ハロウィーンに仮装する人は最近多いですよね。あれも違う自分になりたいっていう思いの表れなんじゃないかな。相手からも見られ方が変わるから、自分の立場が変わって、そうすると結果的にインスピレーションまで変わる。今までの古い考え方を転換させるきっかけになるんじゃないかな。極端に言えば化粧や髪型を変えるのだって同じことですよね。
他人の見られ方で環境が変わるのは、動物では起こらないですよね。人間は、例えば褒められたら反射的に「そんなことないですよ」という風に否定しますよね。
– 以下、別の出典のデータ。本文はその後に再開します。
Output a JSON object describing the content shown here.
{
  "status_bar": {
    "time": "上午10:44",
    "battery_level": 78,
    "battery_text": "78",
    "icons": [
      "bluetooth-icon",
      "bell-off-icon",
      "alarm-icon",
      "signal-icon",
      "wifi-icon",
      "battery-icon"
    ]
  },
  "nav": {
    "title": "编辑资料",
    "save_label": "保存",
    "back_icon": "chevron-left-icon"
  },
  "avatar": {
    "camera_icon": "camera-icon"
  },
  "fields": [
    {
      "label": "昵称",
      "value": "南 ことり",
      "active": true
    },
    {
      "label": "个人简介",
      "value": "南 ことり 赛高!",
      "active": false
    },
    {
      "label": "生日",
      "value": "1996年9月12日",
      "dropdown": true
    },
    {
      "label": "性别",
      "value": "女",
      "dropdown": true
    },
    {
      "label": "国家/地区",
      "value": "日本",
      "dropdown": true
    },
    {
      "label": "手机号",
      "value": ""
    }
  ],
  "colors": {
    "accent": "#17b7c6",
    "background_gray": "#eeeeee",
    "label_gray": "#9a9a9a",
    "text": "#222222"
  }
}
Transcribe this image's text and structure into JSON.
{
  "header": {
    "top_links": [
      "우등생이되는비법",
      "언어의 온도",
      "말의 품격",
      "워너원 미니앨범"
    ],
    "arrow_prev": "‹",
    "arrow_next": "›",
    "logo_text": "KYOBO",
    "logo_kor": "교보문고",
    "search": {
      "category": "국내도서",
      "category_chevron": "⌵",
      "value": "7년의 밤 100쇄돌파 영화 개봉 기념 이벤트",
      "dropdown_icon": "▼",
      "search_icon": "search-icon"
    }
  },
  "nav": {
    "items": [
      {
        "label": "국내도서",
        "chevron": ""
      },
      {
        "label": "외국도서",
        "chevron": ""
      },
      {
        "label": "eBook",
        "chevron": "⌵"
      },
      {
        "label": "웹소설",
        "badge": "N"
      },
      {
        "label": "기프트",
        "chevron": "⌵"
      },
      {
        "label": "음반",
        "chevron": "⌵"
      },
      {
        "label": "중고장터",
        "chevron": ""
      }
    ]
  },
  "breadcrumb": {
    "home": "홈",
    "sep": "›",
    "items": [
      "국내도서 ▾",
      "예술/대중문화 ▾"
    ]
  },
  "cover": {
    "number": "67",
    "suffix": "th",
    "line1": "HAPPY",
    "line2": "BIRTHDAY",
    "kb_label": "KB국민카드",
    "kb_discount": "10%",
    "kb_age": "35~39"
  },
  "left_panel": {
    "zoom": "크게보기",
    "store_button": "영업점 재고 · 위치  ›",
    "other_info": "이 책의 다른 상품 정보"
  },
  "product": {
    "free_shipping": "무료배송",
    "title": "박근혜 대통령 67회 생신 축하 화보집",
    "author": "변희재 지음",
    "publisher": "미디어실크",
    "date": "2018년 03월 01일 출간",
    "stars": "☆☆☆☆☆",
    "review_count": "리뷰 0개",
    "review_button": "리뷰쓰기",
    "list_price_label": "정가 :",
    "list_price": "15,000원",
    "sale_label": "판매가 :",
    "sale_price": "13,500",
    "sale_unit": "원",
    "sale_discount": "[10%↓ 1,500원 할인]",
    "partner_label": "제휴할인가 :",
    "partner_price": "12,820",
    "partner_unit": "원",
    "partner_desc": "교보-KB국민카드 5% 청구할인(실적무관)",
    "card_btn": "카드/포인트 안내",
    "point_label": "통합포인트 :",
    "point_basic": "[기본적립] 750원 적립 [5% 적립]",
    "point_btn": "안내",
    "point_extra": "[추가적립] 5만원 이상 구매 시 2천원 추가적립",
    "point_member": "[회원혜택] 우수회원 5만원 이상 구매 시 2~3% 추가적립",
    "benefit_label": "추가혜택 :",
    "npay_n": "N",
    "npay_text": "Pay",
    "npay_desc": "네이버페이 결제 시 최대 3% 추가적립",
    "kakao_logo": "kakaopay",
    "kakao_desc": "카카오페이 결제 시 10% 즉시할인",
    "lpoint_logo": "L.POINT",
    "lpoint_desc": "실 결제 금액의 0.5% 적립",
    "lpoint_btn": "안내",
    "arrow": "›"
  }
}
一方で、動物は周りにどう見られているのかって考えないじゃないですか。
考える以前に、遺伝子的に外見が出来上がっているからじゃないかな。
犬は人間とのつながりが深いですよね。犬はペット化した初の生物で、人の様子を伺って、人とつながることで内部報酬を得る、ということをどこかで読んだことがあります。
カモフラージュする動物は「こう見られたい」っていうのがあってやっていることなのかな。こういう動物は、隠れて捕食する場合もあれば、隠れて天敵から逃げる場合もありますが。
「こう見られたい」と思うことは動物的な反応でもあるということでしょうかね。